Individual transformation is the beginning. By engaging natural awareness, many of us have an experiential sense of connectedness, and from this comes compassion. What causes separation—greed, violence and hatred, the creation of the “other”? As we practice, we move from the theoretical to the embodied sense that we are connected; we come to know intuitively that doing harm to another is like harming ourselves or our loved ones. How do we bridge religious, cultural, political, and social divisions? We begin with the willingness to listen, to not hold so tightly to our views, and to truly be in the presence of another without an agenda.
I have seen meditators leave unfulfilling jobs in sectors that were exploitative to live a life of service. I have taught activists how to meditate and seen their resultant activism be infused with equanimity, power, and compassion rather than routine anxiety, powerless rage, and despair. I have known meditators who bring principles of awareness into conflict resolution on the global level. I have observed meditators make compassionate choices in the face of horrific odds—not because kindness makes a nice theory, but because their inner understanding tells them this is the only way to act.
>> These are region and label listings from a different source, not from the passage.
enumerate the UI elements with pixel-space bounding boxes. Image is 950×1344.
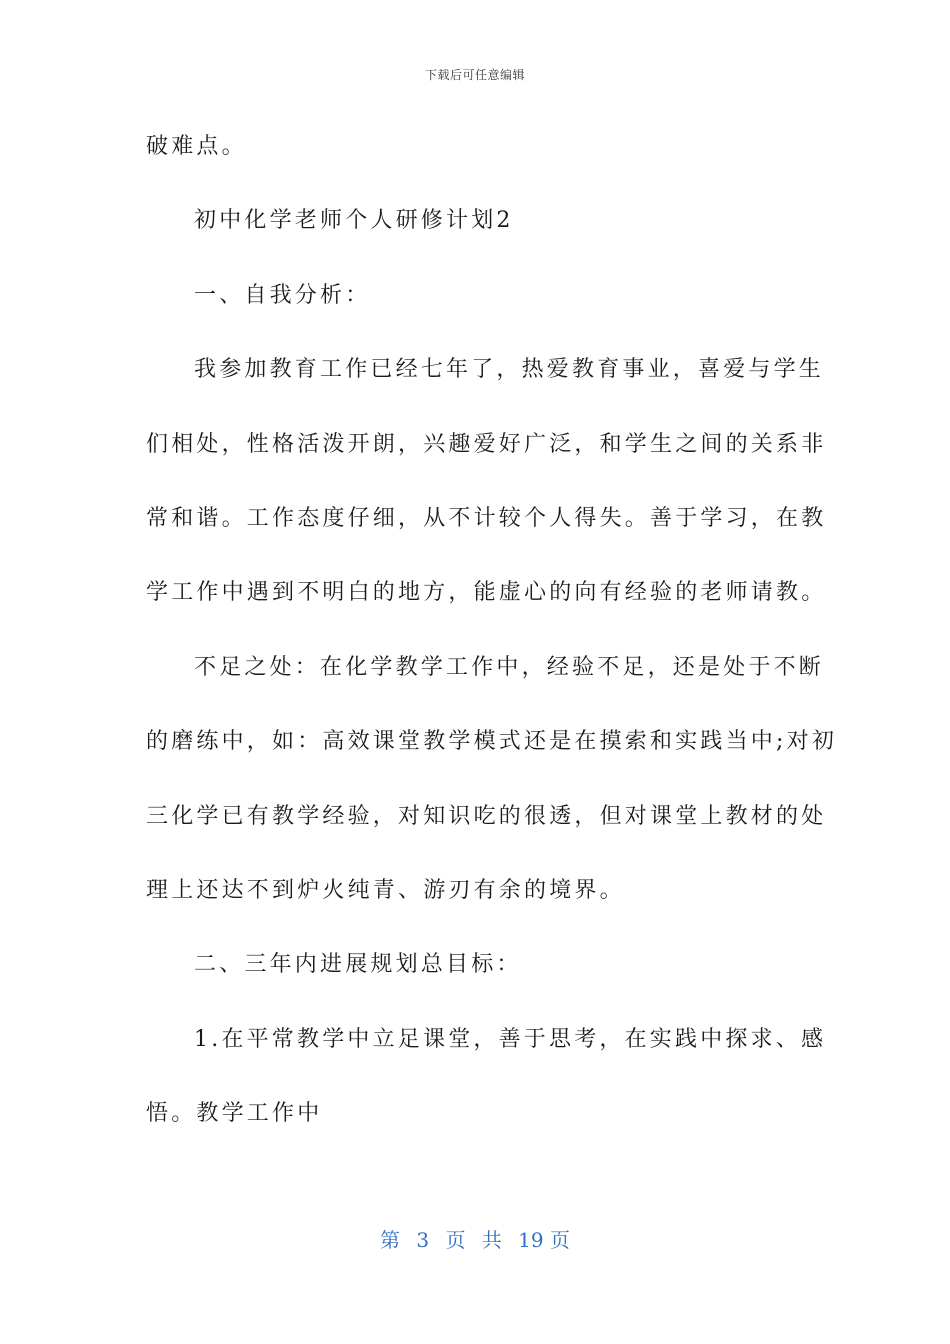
footer-total-prefix: 共 [481, 1228, 502, 1252]
body-line-10: 三化学已有教学经验，对知识吃的很透，但对课堂上教材的处 [146, 803, 827, 829]
footer-total-unit: 页 [549, 1228, 570, 1252]
header-note: 下载后可任意编辑 [424, 68, 525, 82]
body-line-13: 1.在平常教学中立足课堂，善于思考，在实践中探求、感 [194, 1026, 827, 1052]
body-line-5: 们相处，性格活泼开朗，兴趣爱好广泛，和学生之间的关系非 [146, 431, 827, 457]
total-pages-number: 19 [518, 1228, 544, 1252]
current-page-number: 3 [416, 1228, 430, 1252]
body-line-4: 我参加教育工作已经七年了，热爱教育事业，喜爱与学生 [194, 357, 825, 383]
body-line-14: 悟。教学工作中 [146, 1101, 323, 1127]
body-line-9: 的磨练中，如：高效课堂教学模式还是在摸索和实践当中;对初 [146, 729, 838, 755]
heading-self-analysis: 一、自我分析： [194, 282, 371, 308]
body-line-1: 破难点。 [146, 134, 247, 159]
document-body [146, 128, 838, 1169]
section-title: 初中化学老师个人研修计划2 [194, 208, 514, 234]
footer-prefix: 第 [380, 1228, 400, 1252]
heading-three-year-goal: 二、三年内进展规划总目标： [194, 952, 522, 978]
footer-page-unit: 页 [445, 1228, 466, 1252]
page-footer [0, 1224, 950, 1253]
body-line-7: 学工作中遇到不明白的地方，能虚心的向有经验的老师请教。 [146, 580, 827, 606]
body-line-11: 理上还达不到炉火纯青、游刃有余的境界。 [146, 877, 625, 903]
body-line-6: 常和谐。工作态度仔细，从不计较个人得失。善于学习，在教 [146, 505, 827, 531]
body-line-8: 不足之处：在化学教学工作中，经验不足，还是处于不断 [194, 654, 825, 680]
So rather than being navel-gazing, which meditation is occasionally accused of, it is absolutely connected to outer change. I believe that for human survival, there is an evolutionary imperative for all of us to wake up—to wake up to our inner suffering and learn how to reduce it, and then wake up to the suffering of others and of the planet. We need to act from a mind that has reduced its clinging, that defaults to awareness and compassion, that lives from a place of connectedness. When these realizations are second nature, there is no question in my mind that each individual will contribute to the cultural and institutional change that is so deeply needed in this time. It is urgent that we practice—and let this practice mature—so that we can become agents of peace.